Con 28 asesinatos de mujeres registrados en los primeros meses de 2026, de los cuales al menos siete han sido clasificados como femicidio, Sinaloa enfrenta una crisis de violencia de género que las cifras oficiales apenas comienzan a dimensionar. El ataque del lunes en el Mercadito Rafael Buelna, donde cuatro mujeres murieron acribilladas, no es un hecho aislado sino la expresión más reciente de una tendencia que organizaciones de la sociedad civil llevan meses documentando.
Activistas y expertas en violencia de género señalan que el mecanismo de Alerta de Género activado en Sinaloa no ha logrado traducirse en medidas concretas que protejan a las mujeres en los municipios con mayor presencia del crimen organizado. Las denuncias de desapariciones, según los colectivos, siguen sin recibir respuesta oportuna de las autoridades, y las carpetas de investigación por femicidio tienen tasas bajísimas de judicialización.
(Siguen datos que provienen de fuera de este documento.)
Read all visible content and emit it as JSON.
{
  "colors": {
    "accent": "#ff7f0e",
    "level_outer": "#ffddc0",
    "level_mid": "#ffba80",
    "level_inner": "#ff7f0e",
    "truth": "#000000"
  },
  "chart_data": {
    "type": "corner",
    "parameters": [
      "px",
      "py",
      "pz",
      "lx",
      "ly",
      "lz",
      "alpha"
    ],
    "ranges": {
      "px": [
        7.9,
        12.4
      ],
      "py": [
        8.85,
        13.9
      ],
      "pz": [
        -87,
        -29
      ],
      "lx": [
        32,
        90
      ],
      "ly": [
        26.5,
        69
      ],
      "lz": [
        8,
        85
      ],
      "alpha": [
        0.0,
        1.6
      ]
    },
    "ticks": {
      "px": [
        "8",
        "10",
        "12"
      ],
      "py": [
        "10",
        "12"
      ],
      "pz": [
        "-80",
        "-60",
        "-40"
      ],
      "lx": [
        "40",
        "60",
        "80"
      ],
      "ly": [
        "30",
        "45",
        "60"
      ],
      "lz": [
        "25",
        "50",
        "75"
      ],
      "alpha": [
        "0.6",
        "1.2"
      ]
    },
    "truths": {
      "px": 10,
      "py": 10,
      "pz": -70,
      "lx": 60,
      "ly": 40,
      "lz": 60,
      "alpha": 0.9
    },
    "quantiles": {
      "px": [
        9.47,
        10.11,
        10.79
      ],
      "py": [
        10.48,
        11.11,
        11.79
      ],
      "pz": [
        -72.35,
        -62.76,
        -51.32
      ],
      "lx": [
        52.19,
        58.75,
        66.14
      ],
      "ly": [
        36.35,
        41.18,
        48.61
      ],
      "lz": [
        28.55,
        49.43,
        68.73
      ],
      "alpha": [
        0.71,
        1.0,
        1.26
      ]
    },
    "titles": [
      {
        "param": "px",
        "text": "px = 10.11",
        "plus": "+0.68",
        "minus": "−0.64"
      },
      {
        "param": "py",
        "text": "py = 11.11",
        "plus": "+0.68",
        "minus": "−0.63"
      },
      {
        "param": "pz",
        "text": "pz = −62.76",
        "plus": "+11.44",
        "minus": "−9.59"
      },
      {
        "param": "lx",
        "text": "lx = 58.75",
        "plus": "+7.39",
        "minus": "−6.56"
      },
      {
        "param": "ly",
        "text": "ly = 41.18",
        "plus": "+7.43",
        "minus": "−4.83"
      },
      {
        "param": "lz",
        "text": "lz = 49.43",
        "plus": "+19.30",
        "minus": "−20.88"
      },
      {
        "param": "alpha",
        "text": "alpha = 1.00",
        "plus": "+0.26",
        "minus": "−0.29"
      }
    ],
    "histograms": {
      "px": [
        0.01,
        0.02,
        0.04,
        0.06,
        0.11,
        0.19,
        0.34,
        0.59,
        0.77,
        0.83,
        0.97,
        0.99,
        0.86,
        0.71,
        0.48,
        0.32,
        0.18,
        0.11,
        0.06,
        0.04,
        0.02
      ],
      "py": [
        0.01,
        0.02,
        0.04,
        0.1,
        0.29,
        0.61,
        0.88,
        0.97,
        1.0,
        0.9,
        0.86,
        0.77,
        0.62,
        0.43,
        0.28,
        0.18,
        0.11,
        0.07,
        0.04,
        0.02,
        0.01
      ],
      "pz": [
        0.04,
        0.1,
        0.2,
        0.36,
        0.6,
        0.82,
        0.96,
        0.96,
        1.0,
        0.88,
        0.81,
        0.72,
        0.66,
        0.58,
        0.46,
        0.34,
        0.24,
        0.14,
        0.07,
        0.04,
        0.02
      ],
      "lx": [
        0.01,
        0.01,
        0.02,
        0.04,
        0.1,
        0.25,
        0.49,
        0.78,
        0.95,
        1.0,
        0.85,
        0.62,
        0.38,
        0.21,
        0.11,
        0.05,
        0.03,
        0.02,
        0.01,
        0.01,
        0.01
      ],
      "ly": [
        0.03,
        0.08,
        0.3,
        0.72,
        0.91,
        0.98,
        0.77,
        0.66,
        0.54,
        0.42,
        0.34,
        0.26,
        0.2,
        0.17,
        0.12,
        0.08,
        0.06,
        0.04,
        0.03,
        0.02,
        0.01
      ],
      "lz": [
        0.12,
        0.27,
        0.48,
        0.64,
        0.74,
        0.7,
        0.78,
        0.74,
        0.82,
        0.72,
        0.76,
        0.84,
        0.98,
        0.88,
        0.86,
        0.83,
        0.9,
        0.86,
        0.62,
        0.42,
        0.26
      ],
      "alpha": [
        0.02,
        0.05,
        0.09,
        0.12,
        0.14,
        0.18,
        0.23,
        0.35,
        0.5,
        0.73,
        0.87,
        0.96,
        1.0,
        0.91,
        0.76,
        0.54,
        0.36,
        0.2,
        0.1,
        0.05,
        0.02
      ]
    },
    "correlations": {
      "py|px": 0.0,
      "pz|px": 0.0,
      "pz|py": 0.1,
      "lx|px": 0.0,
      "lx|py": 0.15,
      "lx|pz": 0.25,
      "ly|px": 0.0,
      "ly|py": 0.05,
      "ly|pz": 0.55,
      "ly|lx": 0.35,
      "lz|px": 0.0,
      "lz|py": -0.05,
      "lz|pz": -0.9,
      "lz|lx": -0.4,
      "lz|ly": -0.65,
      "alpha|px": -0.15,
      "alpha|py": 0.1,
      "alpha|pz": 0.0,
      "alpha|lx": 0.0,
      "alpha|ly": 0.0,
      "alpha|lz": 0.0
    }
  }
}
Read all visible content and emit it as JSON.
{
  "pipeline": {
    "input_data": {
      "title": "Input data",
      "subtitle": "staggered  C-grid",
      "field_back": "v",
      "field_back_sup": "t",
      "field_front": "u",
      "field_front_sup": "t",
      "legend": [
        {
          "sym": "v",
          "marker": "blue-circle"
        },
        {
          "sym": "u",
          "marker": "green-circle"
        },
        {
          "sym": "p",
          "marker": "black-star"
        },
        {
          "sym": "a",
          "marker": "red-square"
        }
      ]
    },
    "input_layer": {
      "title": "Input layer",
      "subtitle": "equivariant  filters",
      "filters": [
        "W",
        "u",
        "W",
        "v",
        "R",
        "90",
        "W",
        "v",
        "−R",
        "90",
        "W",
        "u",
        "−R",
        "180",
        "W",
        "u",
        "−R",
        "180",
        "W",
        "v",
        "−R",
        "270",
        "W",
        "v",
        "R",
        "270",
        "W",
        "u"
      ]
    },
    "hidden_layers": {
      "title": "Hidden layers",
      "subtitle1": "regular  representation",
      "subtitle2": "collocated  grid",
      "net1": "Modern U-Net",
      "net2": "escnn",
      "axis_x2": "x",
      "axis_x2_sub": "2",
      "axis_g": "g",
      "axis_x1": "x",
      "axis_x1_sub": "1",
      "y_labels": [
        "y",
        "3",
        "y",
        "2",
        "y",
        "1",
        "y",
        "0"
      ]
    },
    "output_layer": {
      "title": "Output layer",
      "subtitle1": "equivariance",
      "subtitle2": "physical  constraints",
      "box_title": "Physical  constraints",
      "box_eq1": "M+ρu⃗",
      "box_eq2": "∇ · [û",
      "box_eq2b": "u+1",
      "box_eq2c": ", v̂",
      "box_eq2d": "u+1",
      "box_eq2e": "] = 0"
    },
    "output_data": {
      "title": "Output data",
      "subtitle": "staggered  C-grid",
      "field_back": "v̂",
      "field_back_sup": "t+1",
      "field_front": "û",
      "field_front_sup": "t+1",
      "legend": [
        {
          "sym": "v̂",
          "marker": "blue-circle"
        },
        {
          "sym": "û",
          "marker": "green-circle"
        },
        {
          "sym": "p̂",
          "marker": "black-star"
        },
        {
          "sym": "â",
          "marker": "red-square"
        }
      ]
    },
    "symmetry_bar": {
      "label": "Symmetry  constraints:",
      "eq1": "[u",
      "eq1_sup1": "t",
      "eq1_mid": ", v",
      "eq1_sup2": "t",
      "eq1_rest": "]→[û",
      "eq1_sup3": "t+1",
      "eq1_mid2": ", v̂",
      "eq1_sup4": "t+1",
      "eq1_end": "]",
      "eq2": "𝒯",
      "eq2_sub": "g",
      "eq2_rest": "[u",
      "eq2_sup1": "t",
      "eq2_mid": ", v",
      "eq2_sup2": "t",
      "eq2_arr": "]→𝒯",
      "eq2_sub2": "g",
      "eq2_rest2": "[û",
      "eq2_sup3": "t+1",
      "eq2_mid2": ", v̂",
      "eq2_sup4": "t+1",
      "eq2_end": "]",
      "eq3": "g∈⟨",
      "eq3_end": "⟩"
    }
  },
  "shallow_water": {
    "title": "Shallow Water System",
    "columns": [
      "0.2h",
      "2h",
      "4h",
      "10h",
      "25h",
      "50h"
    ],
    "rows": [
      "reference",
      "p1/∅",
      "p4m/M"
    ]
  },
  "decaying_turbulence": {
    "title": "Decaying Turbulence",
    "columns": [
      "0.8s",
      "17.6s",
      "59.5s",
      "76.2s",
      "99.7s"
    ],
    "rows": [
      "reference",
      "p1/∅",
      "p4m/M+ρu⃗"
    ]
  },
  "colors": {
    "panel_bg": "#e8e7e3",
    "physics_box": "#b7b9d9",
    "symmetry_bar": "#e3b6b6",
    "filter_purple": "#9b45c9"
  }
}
La Fiscalía General del Estado reconoció en un informe reciente que la fragmentación del Cártel de Sinaloa ha generado un ambiente de violencia que afecta de manera desproporcionada a mujeres en situación de vulnerabilidad: vendedoras de mercado, trabajadoras del hogar y madres de familia sin vinculación conocida con grupos delictivos. El perfil de las cuatro víctimas del lunes coincide con esta descripción.
Organizaciones como el Colectivo de Mujeres de Sinaloa exigen que la Secretaría de Seguridad implemente protocolos diferenciados para la atención de violencia contra mujeres en contextos de disputa territorial entre cárteles. La demanda incluye la creación de refugios de emergencia en Culiacán y el reforzamiento de las unidades especializadas en femicidio de la Fiscalía local.